Así que habíamos llegado al fondo del asunto. Era cierto que me rondaba la cabeza, sin embargo, me negaba a darle credibilidad, cosas de conspiranoicos, como se intenta ignorar un amenazante e inexplicable ruido en el pasillo de casa, en medio de la oscuridad de la madrugada.

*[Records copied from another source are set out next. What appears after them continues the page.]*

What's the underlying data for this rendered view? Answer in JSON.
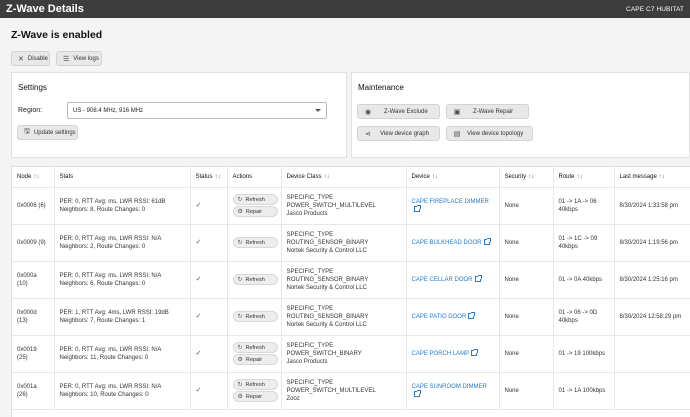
{
  "header": {
    "title": "Z-Wave Details",
    "hub_name": "CAPE C7 HUBITAT"
  },
  "status_heading": "Z-Wave is enabled",
  "toolbar": {
    "disable_label": "Disable",
    "view_logs_label": "View logs"
  },
  "settings": {
    "title": "Settings",
    "region_label": "Region:",
    "region_value": "US - 908.4 MHz, 916 MHz",
    "update_label": "Update settings"
  },
  "maintenance": {
    "title": "Maintenance",
    "exclude_label": "Z-Wave Exclude",
    "repair_label": "Z-Wave Repair",
    "graph_label": "View device graph",
    "topology_label": "View device topology"
  },
  "table": {
    "columns": [
      "Node",
      "Stats",
      "Status",
      "Actions",
      "Device Class",
      "Device",
      "Security",
      "Route",
      "Last message"
    ],
    "refresh_label": "Refresh",
    "repair_label": "Repair",
    "rows": [
      {
        "node": "0x0006 (6)",
        "stats1": "PER: 0, RTT Avg: ms, LWR RSSI: 61dB",
        "stats2": "Neighbors: 8, Route Changes: 0",
        "class1": "SPECIFIC_TYPE",
        "class2": "POWER_SWITCH_MULTILEVEL",
        "class3": "Jasco Products",
        "device": "CAPE FIREPLACE DIMMER",
        "security": "None",
        "route1": "01 -> 1A -> 06",
        "route2": "40kbps",
        "last": "8/30/2024 1:33:58 pm"
      },
      {
        "node": "0x0009 (9)",
        "stats1": "PER: 0, RTT Avg: ms, LWR RSSI: N/A",
        "stats2": "Neighbors: 2, Route Changes: 0",
        "class1": "SPECIFIC_TYPE",
        "class2": "ROUTING_SENSOR_BINARY",
        "class3": "Nortek Security & Control LLC",
        "device": "CAPE BULKHEAD DOOR",
        "security": "None",
        "route1": "01 -> 1C -> 09",
        "route2": "40kbps",
        "last": "8/30/2024 1:19:56 pm"
      },
      {
        "node": "0x000a",
        "node2": "(10)",
        "stats1": "PER: 0, RTT Avg: ms, LWR RSSI: N/A",
        "stats2": "Neighbors: 6, Route Changes: 0",
        "class1": "SPECIFIC_TYPE",
        "class2": "ROUTING_SENSOR_BINARY",
        "class3": "Nortek Security & Control LLC",
        "device": "CAPE CELLAR DOOR",
        "security": "None",
        "route1": "01 -> 0A 40kbps",
        "route2": "",
        "last": "8/30/2024 1:25:16 pm"
      },
      {
        "node": "0x000d",
        "node2": "(13)",
        "stats1": "PER: 1, RTT Avg: 4ms, LWR RSSI: 19dB",
        "stats2": "Neighbors: 7, Route Changes: 1",
        "class1": "SPECIFIC_TYPE",
        "class2": "ROUTING_SENSOR_BINARY",
        "class3": "Nortek Security & Control LLC",
        "device": "CAPE PATIO DOOR",
        "security": "None",
        "route1": "01 -> 06 -> 0D",
        "route2": "40kbps",
        "last": "8/30/2024 12:58:29 pm"
      },
      {
        "node": "0x0019",
        "node2": "(25)",
        "stats1": "PER: 0, RTT Avg: ms, LWR RSSI: N/A",
        "stats2": "Neighbors: 11, Route Changes: 0",
        "class1": "SPECIFIC_TYPE POWER_SWITCH_BINARY",
        "class2": "Jasco Products",
        "class3": "",
        "device": "CAPE PORCH LAMP",
        "security": "None",
        "route1": "01 -> 19 100kbps",
        "route2": "",
        "last": ""
      },
      {
        "node": "0x001a",
        "node2": "(26)",
        "stats1": "PER: 0, RTT Avg: ms, LWR RSSI: N/A",
        "stats2": "Neighbors: 10, Route Changes: 0",
        "class1": "SPECIFIC_TYPE",
        "class2": "POWER_SWITCH_MULTILEVEL",
        "class3": "Zooz",
        "device": "CAPE SUNROOM DIMMER",
        "security": "None",
        "route1": "01 -> 1A 100kbps",
        "route2": "",
        "last": ""
      }
    ]
  }
}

- Creo que nadie tiene autoridad para decidir eso, y menos para nombrar a los que no debieran de estar aquí, no, bajo ningún criterio.
- Es muy loable su filantrópico modo de pensar, - me señaló con su dedo índice, como si fuera a sentenciarme por algún delito – poco práctico también. No podemos permitir que la vida de cientos, miles de millones de personas sin importancia, completamente prescindibles, hagan peligrar los recursos, finitos le recuerdo, de nuestro planeta. La realidad es que la vieja Tierra está harta de esta Humanidad que se comporta como un tumor desbocado. La buena noticia es que la metástasis se puede corregir. De hecho, la estamos corrigiendo...
- Nunca hablaría... – Repliqué entrecortadamente. – No, jamás, del género humano en esos términos.
- Es muy sencillo: Menos gente, más recursos para repartir. – Respiró profundamente y empezó a hablar bajo, como si contase algo muy confidencial. - No aportan nada, solamente procrean, procrean y procrean. Son animales. ¡No merecen vivir! ¿Tan ingenuo es usted que piensa que no se ha descubierto un remedio para curar el cáncer, el VIH, el Alzheimer...? Pues sí, evidentemente que existen sobre el papel. Pero no verán la luz. Sería el colmo, multiplicaríamos la población humana entre los que no se mueren y los que siguen naciendo pese a nuestros esfuerzos. Desprestigiamos la maternidad y la paternidad; nos hemos empeñado en cizañar, en convertir en insoportable, la despreciable, oscurantista y vetusta institución que es la “familia”... ¿Ve como no es una cuestión de beneficios empresariales, del montón de dinero que ganaríamos? No nos interesa porque tenemos más del que usted pueda imaginar en todos los días de su vida... Más aún, ¿por qué cree que les estamos enfermando con los artefactos, bebidas, alimentos y fármacos que les vendemos? ¡Quítese la venda de los ojos! Ha demostrado estar por encima de ellos, ¡disfrútelo, caramba! ¿Por qué cree que los gobiernos están implantando políticas de interrupción del embarazo con tanto apresuramiento? ¿A qué cree que obedecen los recortes en sanidad y otras materias? Estamos fomentando una, ¿cómo llamarlo?... “Eugenesia encubierta”, porque esto no da más de sí. Y tampoco queremos que dé más de sí. Siguiendo en esta línea hasta nosotros nos quedaremos sin nada, y no lo permitiremos, no lo dude, querido amigo Vega. Cien millones no son nada si lo logramos. ¿Qué quiere?, ¿doscientos? ¿Trescientos? ¡El mundo es nuestro! Los tendrá si acepta nuestras condiciones, que ya serán completamente suyas porque formará parte de nosotros.

“Nosotros”. Primera persona del plural que había estado presente todo el tiempo. Monolítico, intimidante, atento, paciente, cauto y sin escrúpulos, como un ojo sin párpado que abarcase cada nacido en este Valle de Lágrimas. “Nosotros”...

- Y ¿quiénes son ese “nosotros”?



La luz del sol brillaba de un extraño modo sobre el tronco piramidal que había sobre la mesa, estrellando su reflejo sobre el techo, como si un misterioso ángel caído recordase, con su fulgor, que la blasfemia de alimentar el anhelo de ser más que Dios no es una peculiaridad específica de ángeles rebeldes.